Great. This is taking place five minutes before my trial resumes. The defendant’s long-winded explanation and thick file for me to review were going to take time to unravel. Bottom line: he did not have a sex registration card to show me.

The prosecutor was adamant. “The earlier judge said the defendant would be returned to jail today if he didn’t have his card.” I was equally adamant. “Just because another judge says something will happen doesn’t bind me.”

I am wary of jailing someone for the wrong reason. This defendant was ready to sue anyone and everyone. Just because the prosecutor had a long history with the defendant doesn’t mean I must bow to his wishes while my jury was waiting. I ordered everyone back in two days at 8:30 a.m. Steaming, the prosecutor left. My staff has complained that I tend to cut people off, and they are probably right. I care more about inconveniencing jurors than anyone else in the courtroom. We’re all getting paid; the jurors are donating their time, and I don’t want to waste it.
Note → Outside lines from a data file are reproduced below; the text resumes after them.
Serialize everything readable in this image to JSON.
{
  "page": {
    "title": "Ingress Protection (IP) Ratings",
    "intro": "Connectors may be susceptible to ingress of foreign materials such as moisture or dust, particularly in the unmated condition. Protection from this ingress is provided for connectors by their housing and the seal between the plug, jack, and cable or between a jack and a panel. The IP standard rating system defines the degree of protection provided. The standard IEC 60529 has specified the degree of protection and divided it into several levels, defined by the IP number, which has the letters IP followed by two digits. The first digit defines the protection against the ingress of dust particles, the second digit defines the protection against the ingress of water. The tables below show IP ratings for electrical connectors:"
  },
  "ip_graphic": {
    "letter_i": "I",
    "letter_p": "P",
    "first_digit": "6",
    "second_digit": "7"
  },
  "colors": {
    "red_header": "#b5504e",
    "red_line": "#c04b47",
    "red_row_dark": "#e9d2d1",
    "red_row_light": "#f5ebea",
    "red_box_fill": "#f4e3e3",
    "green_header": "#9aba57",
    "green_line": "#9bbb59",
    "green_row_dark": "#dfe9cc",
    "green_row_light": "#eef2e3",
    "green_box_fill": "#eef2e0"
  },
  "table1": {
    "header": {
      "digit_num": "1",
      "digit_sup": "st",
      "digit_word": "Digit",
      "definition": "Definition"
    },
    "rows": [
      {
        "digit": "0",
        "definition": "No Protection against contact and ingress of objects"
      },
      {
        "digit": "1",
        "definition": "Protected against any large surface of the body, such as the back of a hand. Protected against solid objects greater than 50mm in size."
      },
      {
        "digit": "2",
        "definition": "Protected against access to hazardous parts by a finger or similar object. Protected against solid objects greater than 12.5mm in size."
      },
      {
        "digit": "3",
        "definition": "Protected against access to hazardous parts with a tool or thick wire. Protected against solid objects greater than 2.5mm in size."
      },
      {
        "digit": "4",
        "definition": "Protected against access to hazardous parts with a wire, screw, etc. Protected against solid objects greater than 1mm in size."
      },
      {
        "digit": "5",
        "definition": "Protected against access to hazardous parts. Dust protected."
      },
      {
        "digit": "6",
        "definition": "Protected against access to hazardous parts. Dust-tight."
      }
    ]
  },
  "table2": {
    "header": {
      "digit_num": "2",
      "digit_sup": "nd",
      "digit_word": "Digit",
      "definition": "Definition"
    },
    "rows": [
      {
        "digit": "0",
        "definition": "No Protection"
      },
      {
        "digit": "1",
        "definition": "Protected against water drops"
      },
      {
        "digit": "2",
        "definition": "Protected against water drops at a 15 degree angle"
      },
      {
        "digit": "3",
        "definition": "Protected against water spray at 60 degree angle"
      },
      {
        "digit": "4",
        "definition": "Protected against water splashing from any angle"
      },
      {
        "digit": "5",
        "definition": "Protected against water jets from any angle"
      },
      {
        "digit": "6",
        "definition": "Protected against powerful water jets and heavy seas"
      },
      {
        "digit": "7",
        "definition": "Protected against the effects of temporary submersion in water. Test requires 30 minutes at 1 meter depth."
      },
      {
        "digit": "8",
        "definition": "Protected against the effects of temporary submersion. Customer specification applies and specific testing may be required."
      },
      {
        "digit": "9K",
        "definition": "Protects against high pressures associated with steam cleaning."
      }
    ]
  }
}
The jury trial of the gun dealer continued. Why would the defendant put his career on the line to sell to a non-authorized person? The business was going well, and the defendant was a respected firearms dealer within the law enforcement community. Defendants do stupid things, but people who have no criminal record and a business to protect rarely commit crimes. If he wanted to sell a gun illegally, why would he keep an easily accessed record of the transaction? Why not sell guns out the back door?

The defense did not put on any evidence. The defendant did not testify. Likely, they thought the civilian buyer’s law enforcement uniform was sufficient to show that the defendant made an honest mistake. But was it a reasonable mistake? That’s the question for the jury. If it was a reasonable mistake, the jury must vote “not guilty.” If it was an unreasonable mistake, the defendant should be convicted.